I created Fedora35 virtual machine to test and finally got it working but I have to say I think the issue was with Fedora 35. I tried F35 before and many things stopped working so I downgraded to F34 again. A bit disappointing to be honest. Anyway, sorry for the rant.

So basically I think Chromium that comes with pppdf is too old for F35. I downloaded and installed manually Chromium-headless but I think you can do sudo dnf install chromium-headless. Then I went to the install folder /usr/lib64/chromium-browser and copied the contents of that folder to /home/USER/local/share/pyppeteer/local-chromium/800217/chrome-linux. Just copy/paste and replace and merge everything. Finally delete the original chrome executable and rename chromium-browser to chrome.

Now pyppdf is working as expected and I can launch the pyppeteer version of Chrome just like the normal browser. One more thing, when I first tried to use pyppdf I did not get the same errors as you, so I hope this solution works for you.

Thank you both for helping me out! My issue has just gotten more interesting.

I started off by removing the chromium config and it did resolve the chromium-profile mismatch errors! Thanks, @oprizal!

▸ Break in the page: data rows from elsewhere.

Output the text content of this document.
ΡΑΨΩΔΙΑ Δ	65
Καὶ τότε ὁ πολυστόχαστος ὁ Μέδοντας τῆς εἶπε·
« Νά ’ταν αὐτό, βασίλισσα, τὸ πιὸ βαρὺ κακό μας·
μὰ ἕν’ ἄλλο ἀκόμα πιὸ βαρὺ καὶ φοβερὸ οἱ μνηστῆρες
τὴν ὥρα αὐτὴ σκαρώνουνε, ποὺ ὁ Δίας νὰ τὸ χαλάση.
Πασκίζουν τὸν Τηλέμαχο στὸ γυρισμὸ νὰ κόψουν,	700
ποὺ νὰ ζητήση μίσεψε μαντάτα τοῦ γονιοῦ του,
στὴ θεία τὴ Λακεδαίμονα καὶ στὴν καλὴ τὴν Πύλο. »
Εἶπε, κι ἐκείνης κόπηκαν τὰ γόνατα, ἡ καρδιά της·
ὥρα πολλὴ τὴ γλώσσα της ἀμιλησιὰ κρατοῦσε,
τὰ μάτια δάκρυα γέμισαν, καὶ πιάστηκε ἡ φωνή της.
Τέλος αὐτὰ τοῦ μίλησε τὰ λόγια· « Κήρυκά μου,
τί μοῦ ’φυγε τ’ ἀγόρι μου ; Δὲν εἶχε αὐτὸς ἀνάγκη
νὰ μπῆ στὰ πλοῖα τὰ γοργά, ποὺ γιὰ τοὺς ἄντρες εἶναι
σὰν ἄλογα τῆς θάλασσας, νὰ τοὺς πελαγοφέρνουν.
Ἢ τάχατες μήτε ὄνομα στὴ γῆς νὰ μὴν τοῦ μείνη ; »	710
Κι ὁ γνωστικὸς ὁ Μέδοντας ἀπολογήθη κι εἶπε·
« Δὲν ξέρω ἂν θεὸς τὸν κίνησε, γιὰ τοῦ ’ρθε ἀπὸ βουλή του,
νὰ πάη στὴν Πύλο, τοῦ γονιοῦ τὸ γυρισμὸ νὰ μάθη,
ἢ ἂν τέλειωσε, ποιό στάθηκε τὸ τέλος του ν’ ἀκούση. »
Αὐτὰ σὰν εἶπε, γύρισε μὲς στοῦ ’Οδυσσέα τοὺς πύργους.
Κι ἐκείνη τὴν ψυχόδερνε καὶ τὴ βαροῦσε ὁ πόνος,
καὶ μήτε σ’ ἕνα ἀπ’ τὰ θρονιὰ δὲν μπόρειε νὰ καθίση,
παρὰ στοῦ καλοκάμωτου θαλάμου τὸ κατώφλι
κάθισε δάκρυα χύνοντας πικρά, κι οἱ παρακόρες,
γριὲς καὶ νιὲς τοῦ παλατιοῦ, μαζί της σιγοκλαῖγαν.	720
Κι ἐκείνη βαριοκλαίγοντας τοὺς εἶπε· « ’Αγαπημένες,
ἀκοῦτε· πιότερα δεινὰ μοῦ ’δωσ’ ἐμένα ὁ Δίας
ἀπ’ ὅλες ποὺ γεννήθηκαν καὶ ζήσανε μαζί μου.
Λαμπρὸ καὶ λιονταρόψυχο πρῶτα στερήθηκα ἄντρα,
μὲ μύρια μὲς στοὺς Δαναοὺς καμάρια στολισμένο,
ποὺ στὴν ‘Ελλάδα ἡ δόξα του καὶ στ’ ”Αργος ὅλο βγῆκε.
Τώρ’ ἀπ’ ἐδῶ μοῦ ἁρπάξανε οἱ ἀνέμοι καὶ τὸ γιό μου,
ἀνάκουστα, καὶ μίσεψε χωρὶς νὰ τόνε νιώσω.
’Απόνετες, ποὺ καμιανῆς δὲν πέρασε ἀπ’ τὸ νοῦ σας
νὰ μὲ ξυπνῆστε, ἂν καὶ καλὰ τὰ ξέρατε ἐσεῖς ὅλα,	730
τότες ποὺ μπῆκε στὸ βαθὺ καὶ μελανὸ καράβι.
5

However, I still couldn’t get pyppdf working… I tried to force-update the pyppdf chromium version by using @stiky’s method. It didn’t help so I decided to test it out on a cleaner environment and… I caused a kernel panic error :smiley:

Steps to reproduce:

  1. Create a new Fedora user.
  2. Install pyppdf, test-run. The issue persists - the code’s stuck right after pyppdf finishes downloading chromium.
  3. Download a newer chromium version and try to run it in the terminal.
  4. The downloaded chromium won’t start at all because of some missing dependencies.
  5. Run sudo dnf update and sudo dnf upgrade (If I recall correctly).
  6. Some regex version mismatch errors show-up in the terminal (rel? Regex version mismatch, expected: 10.39 Fedora 35) and the system freezes.
  7. Power-cycle the machine to find the following error: Kernel panic - not syncing: Attempted to kill init! exitcode=0x00007f00
    Note: I tried to boot from different kernel versions but it didn’t help.

Fortunately, I have my macOS on another physical drive so my laptop is still functional :slight_smile: However, I’m not ready to give up on Fedora and I’d appreciate your help! Is there any hope restore my system?

I see that there is a solution already in the post you linked. Have you tried that? I cannot help you with the kernal panic but if it’s relevant just try the solution in the other post. Last time I did something similar to my OS I wiped everything. Since then I keep my /home folder on a separate drive.

As for your original issue, if you manage to recover your system, try to test in a clean environment. I believe my solution should work for you because I tried it on Fedora 35. Worst case scenario try with Fedora 34.

Since look like you won’t able to boot to Fedora, may be you can run the solution from the link (sudo semodule -B) with chroot.

Hi again!

@stiky, I tried your chromium workaround and it worked perfectly on a clean F35 installation (VM). Thanks!

@oprizal, thank you for linking the article about the chroot command. I have successfully chrooted into my broken Fedora 35 instance but running the suggested command didn’t help.

I couldn’t really run anything because I constantly got the following error:

error while loading shared libraries: /lib64/libpcre2-8.so.0: cannot read file data

It looks like I removed some critical lib while trying to resolve my original chromium issue.

Anyways, I think that I’ll reinstall the system because recovering my old one could be more time consuming. Also, I couldn’t determine what was causing the pyppdf error there.

I’ll try to be more careful in the future :slight_smile:

EDIT: Would you recommend any backup solutions? I can see that Timeshift does not like F35 much…

I use timeshift, the other alternative usually I use snapper but it’s confusing.

Yes, timeshift from official repos not work with F35. I created copr repos here to work with F35. TimeShift always save when I messed up somethings. :smiley:

If you’re using Timeshift and want to use btrfs snapshot, it need to rename the btrfs subvolume of your root to @ and subvolume home to @home. Edit fstab and update the grub. Also need to update the boot parameter with sudo grubby to pointing new subvolume name.